先日、ピーター・パンの前日譚的な映画のDVDを見まして。

そっちは夢と希望と冒険の王道な物語だったんですけどね?

その映画を見て思いついたネタが、何故かこれっていう……。

 これは夢や希望のはなし――……では、ない。






 ――飛沫く血のように赤い雨の中。

 少年が、泣いていた。

 茫然と見開いた目からは、滂沱の涙。

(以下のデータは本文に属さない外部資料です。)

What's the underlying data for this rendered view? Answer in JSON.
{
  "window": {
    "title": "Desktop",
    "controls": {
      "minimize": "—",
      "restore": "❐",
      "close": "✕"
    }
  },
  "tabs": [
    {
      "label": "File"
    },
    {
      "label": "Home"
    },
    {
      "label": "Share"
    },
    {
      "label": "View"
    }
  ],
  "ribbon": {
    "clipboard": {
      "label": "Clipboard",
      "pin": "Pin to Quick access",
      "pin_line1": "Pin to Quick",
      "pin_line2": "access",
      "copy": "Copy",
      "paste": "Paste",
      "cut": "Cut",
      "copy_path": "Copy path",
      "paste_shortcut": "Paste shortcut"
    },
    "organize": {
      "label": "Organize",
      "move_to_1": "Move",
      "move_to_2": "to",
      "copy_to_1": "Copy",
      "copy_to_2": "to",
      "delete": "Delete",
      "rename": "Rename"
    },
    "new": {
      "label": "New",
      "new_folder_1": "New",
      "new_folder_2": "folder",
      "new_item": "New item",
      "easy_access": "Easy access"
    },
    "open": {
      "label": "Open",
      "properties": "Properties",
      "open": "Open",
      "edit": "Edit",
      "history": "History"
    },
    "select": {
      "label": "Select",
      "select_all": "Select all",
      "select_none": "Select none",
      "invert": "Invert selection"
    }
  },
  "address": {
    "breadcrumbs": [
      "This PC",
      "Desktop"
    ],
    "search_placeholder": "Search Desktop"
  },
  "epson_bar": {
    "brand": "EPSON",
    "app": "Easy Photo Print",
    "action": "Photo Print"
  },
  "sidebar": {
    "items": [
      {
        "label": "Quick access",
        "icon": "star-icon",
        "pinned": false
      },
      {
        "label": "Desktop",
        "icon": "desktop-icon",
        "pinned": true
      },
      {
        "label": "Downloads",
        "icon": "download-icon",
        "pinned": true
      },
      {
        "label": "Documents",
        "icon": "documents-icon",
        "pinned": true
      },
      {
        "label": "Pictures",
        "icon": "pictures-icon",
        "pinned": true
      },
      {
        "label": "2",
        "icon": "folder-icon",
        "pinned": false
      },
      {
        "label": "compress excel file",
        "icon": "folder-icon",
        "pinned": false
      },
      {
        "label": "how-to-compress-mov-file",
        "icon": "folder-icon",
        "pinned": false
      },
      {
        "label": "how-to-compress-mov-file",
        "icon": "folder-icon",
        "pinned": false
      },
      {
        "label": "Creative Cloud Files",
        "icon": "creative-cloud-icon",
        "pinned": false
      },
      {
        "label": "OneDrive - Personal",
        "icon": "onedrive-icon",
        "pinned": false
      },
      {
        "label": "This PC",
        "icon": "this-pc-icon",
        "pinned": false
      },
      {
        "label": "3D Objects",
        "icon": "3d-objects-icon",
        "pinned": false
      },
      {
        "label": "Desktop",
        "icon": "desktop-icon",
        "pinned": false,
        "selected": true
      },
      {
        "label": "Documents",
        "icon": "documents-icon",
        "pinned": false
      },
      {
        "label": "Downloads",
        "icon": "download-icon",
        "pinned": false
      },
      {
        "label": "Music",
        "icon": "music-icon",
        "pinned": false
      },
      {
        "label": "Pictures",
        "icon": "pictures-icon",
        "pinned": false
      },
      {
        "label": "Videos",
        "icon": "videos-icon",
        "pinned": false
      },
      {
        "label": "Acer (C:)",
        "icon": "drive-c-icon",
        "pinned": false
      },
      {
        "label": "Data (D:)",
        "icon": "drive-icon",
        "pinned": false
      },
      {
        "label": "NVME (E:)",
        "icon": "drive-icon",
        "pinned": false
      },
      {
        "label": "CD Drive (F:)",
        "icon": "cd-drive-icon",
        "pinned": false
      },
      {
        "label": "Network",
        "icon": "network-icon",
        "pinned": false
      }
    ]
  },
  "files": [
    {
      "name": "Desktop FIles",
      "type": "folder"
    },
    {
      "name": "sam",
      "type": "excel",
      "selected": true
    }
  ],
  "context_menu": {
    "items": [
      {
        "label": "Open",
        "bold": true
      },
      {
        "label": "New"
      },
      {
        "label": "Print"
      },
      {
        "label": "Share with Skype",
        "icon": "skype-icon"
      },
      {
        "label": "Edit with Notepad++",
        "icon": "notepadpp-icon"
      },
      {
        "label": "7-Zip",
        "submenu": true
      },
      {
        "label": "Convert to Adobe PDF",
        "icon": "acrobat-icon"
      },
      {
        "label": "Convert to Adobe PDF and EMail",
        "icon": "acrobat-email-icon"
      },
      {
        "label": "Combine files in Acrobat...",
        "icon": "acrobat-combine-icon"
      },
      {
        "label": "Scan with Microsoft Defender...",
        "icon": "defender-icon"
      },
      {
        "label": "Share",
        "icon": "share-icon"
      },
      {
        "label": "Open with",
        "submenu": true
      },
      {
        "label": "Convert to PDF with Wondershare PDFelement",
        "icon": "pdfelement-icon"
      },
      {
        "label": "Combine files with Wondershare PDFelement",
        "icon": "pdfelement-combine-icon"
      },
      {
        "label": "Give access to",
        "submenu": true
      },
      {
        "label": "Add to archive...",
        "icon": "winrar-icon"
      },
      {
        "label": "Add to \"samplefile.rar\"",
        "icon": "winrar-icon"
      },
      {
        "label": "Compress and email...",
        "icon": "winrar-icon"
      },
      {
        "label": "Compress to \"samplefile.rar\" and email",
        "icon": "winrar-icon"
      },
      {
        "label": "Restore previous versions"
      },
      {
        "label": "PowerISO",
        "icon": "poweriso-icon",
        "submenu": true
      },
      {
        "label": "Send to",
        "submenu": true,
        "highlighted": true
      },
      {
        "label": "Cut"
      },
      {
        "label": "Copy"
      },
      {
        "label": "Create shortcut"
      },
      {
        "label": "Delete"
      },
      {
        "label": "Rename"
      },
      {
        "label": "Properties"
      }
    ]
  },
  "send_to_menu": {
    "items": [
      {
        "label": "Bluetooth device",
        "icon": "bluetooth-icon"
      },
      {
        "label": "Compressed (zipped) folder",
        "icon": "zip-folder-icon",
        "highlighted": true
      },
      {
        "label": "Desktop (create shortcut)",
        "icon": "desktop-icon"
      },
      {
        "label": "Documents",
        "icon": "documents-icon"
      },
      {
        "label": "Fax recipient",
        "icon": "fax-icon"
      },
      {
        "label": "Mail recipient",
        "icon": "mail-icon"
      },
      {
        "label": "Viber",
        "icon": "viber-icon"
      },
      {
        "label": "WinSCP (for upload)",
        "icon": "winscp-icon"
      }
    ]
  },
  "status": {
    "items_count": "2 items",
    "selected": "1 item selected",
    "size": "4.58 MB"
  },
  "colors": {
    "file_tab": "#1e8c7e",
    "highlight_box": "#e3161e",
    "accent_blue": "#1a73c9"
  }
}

頬を伝って、地に落ちる。

 ひそかに、ひそやかに少年は泣き続けた。

 戦慄(わなな)く唇が、信じたくないと拒絶の言葉を吐いていた。

 現実に対して、嫌だ嫌だと何度も繰り返す。

 しかしやがて。

 認めずにいることも、限界がやって来る。

 嫌々ながらも現実を受け入れざるを得ない。

 

 そうして現実を受け止めた時。

 少年の口からは怨嗟の言葉が滑り落ちた。


「どうして、こんなことを……」


 決してこうなることを望んでいた訳じゃなかった。

 むしろ逃げてほしいと。

 自分のことを見捨ててでも、逃げ伸びてほしいと。


「助けてくれなんて、言ってない」


 例え自分が死んだとしても。

 それでも生きてほしいと、そう思っていたのに。


「ゆるさない」


 俺はお前のことを。


「決して許さない……ピーター・パン」


 いつかお前を、ころしてやる。




 朝露が葉から滑り落ちるように。

 時は瞬く間に過ぎ去っていく。

 少年の絶望を、少年の怨嗟を。

 そして少年の諦念を置き去りにして。

 時に置き去りにされ、取り残されて。

 彼の嘆きはどろどろに煮詰まり、ひとつの呪いになった。





 虚ろだった筈の胸の傷に手を当てれば、熱く脈打つ鼓動を感じる。

 その音に耳を澄ませている時だけは、彼はまだここにいるのだと信じられた。


 ここにこそ。

 ここにある温かさこそが、彼なのだと。








 まだ夜の中に潜む幻想が身近なものであった頃。

 この世界には、妖精がいた。

 永遠の島に暮らす夢の写し身。

 そして彼らの愛した少年もまた、永遠の島に暮らしていた。


 彼らの島は無垢な夢と希望に紡がれたこの世ならざる楽園。

 だけど美しく楽しいばかりの場所ではない。

 妖精達にとって。

 妖精に愛された少年にとって。

 彼らにとっては充分に楽しく愉快な場所だったけれど。

 裏側に潜む醜悪には気付かず、瞳を楽しいことにばかり逸らして。


 偽りの楽しさでも、敢えて濁った闇に眼を向けずにいても。

 楽しいことばかりでは飽きてしまう。

 朝に昼に、また夜に。

 妖精と共に幻想の中を踊り暮らす生活は時として退屈だ。

 そう、退屈だった。

 飽いたと思った時。

 少年は忘れ去られた夢の向こう側から、夢を忘れた現実へと忍び込む。

 ひっそり、密かに、潜む。

 人々の目に触れぬように遊ぶのは、危険で楽しいことだった。

 くるくると、くるくると。

 人の思いもよらぬ場所で、予想もしないことで。

 少年は広大な人間社会という現実の片隅で遊び、踊った。


 夜の密かに踊り疲れた月の下。

 ある日、少年は小さな窓から人間の住処に忍び込んだ。

 ほんの少しの休憩と。

 ほんの少しの悪戯心。

 さあ、この窓の中には何があるだろう――?


 少年が見つけたものは、淡い色合いで染め抜かれた壁と、天井から吊り下がる飛行機を模した紙の玩具と。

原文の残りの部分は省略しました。